(Reuters) – Gareth Bale struck his landmark 100th Real Madrid goal in Saturday’s 3-1 win at Atletico Madrid but there is a sense that the club’s record signing has been a disappointment in Spain despite a considerable haul of goals and trophies.
Soccer Football – La Liga Santander – Atletico Madrid v Real Madrid – Wanda Metropolitano, Madrid, Spain – February 9, 2019 Real Madrid’s Gareth Bale scores their third goal REUTERS/Sergio Perez
Bale’s strike, coming in his 217th appearance for Real, took him into the club’s all-time top 20 scorers, with an impressive ratio of 0.46 goals per game, more prolific than Santiago Bernabeu greats such as Raul Gonzalez and Emilio Butragueno.
He has also lifted 13 trophies since joining from Tottenham Hotspur in 2013 for a then world record fee of 101 million euros ($114.36 million), among them a staggering four Champions League crowns, one La Liga title and a Copa del Rey.
But his stock among Real fans and in the public eye is not as high as peers such as Sergio Ramos or Luka Modric due to a constant struggle with injuries and his failure to step into the void vacated by Cristiano Ronaldo’s departure to Juventus.
Bale’s apparent lack of influence in the dressing room, hindered by an inability to speak Spanish despite 5-1/2 years in the nation’s capital, does not help his cause.
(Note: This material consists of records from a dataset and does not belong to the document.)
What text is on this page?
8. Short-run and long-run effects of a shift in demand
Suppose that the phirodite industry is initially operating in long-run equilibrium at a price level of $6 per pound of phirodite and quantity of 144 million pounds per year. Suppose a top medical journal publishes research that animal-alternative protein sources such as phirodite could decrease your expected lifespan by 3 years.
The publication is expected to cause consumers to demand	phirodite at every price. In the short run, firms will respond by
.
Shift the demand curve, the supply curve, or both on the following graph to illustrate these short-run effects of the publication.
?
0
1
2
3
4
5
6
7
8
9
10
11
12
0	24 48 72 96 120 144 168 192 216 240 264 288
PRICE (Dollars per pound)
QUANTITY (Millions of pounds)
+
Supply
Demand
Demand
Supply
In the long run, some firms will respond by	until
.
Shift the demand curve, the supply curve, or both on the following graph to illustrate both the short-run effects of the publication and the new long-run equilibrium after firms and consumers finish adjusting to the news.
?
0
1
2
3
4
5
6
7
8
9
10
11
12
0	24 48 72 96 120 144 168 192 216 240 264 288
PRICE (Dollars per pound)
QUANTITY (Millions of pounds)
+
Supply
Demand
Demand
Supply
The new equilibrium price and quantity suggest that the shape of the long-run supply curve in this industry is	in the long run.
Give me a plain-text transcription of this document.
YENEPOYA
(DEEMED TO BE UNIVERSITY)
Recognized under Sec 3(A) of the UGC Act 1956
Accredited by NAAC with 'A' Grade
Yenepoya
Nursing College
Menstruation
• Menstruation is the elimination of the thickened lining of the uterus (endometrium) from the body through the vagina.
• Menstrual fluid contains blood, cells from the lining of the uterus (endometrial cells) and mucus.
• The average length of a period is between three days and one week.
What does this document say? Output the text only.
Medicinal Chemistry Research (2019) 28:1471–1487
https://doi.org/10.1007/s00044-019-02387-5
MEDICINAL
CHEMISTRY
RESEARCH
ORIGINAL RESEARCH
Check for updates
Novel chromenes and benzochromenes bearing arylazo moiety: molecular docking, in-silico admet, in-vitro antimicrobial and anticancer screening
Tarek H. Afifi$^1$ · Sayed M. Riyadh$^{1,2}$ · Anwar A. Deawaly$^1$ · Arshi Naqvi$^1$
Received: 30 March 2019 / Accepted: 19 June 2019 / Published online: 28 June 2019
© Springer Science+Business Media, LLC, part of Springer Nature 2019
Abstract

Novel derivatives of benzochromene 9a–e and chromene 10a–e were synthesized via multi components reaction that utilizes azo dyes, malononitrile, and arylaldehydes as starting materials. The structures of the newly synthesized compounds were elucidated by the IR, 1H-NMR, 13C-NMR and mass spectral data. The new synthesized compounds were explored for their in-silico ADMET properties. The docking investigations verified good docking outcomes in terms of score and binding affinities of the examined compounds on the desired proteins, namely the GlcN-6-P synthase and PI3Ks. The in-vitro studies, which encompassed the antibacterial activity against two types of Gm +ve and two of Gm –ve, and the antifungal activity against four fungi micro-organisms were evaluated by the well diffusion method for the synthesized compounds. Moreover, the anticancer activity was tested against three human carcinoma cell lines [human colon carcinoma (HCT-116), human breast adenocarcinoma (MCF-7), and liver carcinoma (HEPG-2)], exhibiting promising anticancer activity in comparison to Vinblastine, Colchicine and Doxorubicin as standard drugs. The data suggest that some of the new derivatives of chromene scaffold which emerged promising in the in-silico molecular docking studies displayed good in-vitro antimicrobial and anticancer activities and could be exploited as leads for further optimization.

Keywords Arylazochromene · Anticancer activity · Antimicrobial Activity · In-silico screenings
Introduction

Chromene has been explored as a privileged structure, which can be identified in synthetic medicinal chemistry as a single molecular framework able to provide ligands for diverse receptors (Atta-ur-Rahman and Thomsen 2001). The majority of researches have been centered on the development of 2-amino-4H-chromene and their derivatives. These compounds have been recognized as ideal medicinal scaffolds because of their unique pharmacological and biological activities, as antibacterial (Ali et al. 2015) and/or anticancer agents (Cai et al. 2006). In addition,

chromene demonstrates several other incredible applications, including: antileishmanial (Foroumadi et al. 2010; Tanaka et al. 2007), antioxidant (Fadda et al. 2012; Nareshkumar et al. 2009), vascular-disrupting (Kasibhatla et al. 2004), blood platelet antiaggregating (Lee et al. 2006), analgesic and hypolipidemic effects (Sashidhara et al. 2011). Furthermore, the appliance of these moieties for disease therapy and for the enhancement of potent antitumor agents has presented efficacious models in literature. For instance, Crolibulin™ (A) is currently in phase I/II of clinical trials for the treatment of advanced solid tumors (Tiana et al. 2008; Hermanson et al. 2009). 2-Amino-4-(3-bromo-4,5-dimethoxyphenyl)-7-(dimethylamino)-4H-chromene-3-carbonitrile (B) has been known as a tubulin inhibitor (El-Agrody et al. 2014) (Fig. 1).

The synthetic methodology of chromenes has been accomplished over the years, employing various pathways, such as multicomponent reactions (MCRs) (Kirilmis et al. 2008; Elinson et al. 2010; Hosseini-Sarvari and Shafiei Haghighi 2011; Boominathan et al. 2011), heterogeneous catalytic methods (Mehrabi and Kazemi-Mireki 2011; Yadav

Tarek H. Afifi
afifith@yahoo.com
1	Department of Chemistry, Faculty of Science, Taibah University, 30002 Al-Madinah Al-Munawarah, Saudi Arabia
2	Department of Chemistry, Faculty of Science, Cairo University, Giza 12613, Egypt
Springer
Not even decisive displays and goals in the 2014 and 2018 Champions League final triumphs over Atletico Madrid and Liverpool have cemented his place in the hearts of fans.
In an October survey in newspaper Marca, Bale was the player supporters blamed most for their poor start to the season.
Over 70 percent of respondents to a poll in daily AS, meanwhile, said they would like to see the club sell him.
There is still admiration for the forward’s immense physical qualities and his ability to produce magical moments like his overhead kick against Liverpool in Kiev or his breathtaking solo goal to win the 2014 Copa del Rey against Barcelona.
But there is a widespread feeling that, given his transfer fee and the expectation that he would take the baton from Ronaldo as the team’s galvanizing figure, Bale has fallen short.
“We are always measuring Bale for his price, which gave us the fantasy that he was a world star,” said Real and Argentina great Jorge Valdano last year.
“But the last five years do not match up to what Madrid paid for him. Still, every season he seems to score a contender for goal of the year, and we have to applaud him for that.”
Real have made a remarkable recovery from their slump earlier in the season, barging their way into the title race after Saturday’s win over Atletico, their fifth consecutive La Liga victory.
But Bale has had only a peripheral role in their revival, missing most of January with injury and not making the starting lineup against Atletico or in the Copa del Rey semi-final, first-leg clash with Barcelona, losing his place to thrilling Brazilian teenager Vinicius Jr.
Madrid coach Santiago Solari praised Bale for seeing off Atletico and said he was in “phenomenal shape,” but the forward is far from certain to start away to Ajax Amsterdam in the Champions League last 16, first-leg tie on Wednesday.
“Vinicius has earned untouchable status for Solari, so now it is time for Bale, the 101 million euro man and the reason why (Paris St-Germain’s) Kylian Mbappe did not come to Madrid, who must reinvent himself,” said an article in AS.
Bale must consistently show he is capable of being more than a highlights player and a decisive substitute if he is not to be regarded as a player who just delivers spectacular moments.